Washington County Circuit Court Rules Wisconsin Stun-Gun Ban Unconstitutional

Hart Powell, S.C. attorney Craig S. Powell was recently able to secure a favorable ruling for a client charged with illegally possesing an electric weapon, commonly referred to as a stun gun.  Powell’s client was charged with illegally possessing an electric weapon, commonly referred to as a stun-gun.  Wisconsin statute sec. 941.295 provides: “Whoever sells, transports, manufactures, possesses, or goes armed with any electric weapon is guilty of a Class H felony.”   The statute provides some exceptions, allowing a civilian citizen to go armed with an electric weapon in his or her own dwelling, place of business, or on land that her or she owns, and also allowing a person who has obtained a concealed carry permit under Wis.
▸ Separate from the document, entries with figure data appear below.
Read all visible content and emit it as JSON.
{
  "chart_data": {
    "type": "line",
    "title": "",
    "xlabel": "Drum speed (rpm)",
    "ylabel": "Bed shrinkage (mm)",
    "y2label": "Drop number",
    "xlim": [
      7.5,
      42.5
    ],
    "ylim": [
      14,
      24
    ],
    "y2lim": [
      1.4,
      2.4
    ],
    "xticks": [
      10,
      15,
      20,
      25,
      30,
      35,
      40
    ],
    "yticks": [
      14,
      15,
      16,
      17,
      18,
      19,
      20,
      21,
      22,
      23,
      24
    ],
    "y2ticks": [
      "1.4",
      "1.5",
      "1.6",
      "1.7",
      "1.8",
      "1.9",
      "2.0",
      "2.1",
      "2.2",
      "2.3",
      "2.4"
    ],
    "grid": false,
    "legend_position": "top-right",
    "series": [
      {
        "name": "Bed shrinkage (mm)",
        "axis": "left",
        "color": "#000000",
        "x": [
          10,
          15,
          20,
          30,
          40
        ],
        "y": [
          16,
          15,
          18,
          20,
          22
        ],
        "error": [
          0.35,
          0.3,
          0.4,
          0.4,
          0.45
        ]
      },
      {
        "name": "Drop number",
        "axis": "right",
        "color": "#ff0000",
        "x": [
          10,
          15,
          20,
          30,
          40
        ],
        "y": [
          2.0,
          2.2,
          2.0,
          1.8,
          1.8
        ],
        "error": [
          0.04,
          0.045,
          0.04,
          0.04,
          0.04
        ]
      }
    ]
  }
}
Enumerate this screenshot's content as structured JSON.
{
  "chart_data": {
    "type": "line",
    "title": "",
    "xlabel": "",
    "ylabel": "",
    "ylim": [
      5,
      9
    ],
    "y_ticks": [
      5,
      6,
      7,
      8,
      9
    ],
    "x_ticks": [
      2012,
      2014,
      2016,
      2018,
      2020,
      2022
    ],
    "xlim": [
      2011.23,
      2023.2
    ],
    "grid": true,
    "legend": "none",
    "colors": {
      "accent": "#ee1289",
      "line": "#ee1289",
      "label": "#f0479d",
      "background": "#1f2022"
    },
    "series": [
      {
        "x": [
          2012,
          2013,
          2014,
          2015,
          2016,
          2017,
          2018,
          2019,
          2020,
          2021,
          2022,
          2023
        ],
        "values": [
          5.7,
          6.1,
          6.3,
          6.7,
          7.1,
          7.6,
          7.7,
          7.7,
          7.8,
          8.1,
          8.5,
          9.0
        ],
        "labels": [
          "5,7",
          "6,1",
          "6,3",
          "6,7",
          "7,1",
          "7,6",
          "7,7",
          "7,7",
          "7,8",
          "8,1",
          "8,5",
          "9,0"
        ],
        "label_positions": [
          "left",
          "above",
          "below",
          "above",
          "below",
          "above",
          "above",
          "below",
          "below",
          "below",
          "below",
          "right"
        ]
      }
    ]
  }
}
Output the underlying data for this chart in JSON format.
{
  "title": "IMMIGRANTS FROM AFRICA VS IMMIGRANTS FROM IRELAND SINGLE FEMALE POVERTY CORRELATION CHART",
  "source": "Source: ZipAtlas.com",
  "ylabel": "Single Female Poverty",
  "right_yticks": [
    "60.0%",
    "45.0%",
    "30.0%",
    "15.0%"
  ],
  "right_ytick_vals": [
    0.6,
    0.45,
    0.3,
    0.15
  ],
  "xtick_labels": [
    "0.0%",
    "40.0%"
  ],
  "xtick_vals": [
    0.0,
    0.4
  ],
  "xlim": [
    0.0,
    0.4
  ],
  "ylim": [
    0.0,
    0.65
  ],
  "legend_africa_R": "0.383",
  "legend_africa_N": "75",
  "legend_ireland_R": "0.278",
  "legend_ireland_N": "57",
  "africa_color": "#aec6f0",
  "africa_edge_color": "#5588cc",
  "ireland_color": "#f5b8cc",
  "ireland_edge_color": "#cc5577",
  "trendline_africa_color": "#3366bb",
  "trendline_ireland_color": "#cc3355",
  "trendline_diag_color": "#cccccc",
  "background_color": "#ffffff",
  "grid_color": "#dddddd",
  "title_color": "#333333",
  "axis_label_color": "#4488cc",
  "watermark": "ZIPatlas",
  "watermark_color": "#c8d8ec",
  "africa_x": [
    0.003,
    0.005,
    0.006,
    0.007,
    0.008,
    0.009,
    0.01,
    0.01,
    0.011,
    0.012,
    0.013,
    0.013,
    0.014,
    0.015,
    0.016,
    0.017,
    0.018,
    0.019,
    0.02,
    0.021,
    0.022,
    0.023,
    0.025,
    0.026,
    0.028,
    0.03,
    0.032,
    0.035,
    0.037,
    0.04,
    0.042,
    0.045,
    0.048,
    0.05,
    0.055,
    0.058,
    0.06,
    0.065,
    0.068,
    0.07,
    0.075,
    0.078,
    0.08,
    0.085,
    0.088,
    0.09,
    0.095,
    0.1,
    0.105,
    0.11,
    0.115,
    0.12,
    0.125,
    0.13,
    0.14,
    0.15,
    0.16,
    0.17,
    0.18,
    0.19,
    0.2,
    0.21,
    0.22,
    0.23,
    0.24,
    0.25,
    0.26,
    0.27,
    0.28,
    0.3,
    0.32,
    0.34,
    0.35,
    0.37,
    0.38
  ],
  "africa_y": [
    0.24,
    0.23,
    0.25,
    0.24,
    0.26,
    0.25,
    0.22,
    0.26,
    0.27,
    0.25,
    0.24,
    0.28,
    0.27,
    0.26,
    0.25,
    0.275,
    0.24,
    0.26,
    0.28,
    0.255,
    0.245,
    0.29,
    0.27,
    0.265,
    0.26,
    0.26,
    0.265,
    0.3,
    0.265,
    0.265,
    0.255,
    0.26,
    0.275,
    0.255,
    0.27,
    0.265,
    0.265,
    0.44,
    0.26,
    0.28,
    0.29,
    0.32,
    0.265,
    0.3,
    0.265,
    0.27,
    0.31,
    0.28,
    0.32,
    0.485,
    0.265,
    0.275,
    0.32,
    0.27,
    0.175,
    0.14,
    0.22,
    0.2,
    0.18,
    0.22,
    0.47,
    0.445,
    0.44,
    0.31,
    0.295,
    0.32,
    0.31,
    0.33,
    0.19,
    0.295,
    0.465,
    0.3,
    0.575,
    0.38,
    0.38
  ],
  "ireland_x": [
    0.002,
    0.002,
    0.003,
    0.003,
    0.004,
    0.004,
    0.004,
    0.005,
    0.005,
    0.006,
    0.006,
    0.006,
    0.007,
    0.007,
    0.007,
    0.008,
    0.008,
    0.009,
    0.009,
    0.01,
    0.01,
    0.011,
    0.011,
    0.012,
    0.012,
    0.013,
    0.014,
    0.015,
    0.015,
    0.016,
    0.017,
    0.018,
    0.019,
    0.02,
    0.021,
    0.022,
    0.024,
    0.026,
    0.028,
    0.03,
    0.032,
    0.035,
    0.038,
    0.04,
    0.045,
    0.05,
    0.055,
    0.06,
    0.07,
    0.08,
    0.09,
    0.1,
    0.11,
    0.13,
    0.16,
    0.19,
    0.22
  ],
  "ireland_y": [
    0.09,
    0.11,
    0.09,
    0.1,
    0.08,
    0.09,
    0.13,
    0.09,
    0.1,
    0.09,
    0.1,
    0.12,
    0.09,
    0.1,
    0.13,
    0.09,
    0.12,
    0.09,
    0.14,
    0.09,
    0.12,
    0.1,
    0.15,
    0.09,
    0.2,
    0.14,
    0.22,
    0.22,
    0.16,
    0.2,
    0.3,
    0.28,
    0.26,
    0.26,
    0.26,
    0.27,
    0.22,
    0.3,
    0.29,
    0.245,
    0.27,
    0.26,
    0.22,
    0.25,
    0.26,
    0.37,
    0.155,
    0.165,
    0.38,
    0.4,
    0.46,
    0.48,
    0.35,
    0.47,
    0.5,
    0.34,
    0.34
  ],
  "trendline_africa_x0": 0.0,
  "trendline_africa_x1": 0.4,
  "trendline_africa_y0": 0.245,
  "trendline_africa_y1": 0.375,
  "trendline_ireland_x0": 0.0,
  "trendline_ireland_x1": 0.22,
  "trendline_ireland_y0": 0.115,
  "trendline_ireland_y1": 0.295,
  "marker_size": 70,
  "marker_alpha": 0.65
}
Stats. 175.60(1)(d) to possess or go armed with an electric weapon.

Powell moved to dismiss the charge against his client, arguing that electric weapons were “arms” protected by the Second Amendment, and that Wisconsin’s law restricting the exercise of a person’s right to possess electric weapons was unconstitutional.  Powell also argued that the penalty scheme for this charge violated constitutional equal protection guarantees.  Wisconsin State 941.23 makes it illegal to carry concealed weapons, including electric weapons, without a concealed carry permit.  A violation of 941.23 is classified as a misdemeanor, with maximum penalties of 9 months in jail and a $10,000 fine.  Under 941.295, carrying a electric weapon, whether in a concealed or open fashion, is criminal conduct classified as a Class H felony, with maximum penalties of 6 years in prison and a $10,000 fine.  In addition, individuals convicted of felonies lose other constitutional rights, such as the right to vote and the right to own or possess a firearm.  Powell argued that this significant difference in penalties was irrational and arbitrary.

The Washington County Circuit Court agreed with Powell’s arguments and ruled that both the law itself and its penalty provisions were unconstitutional.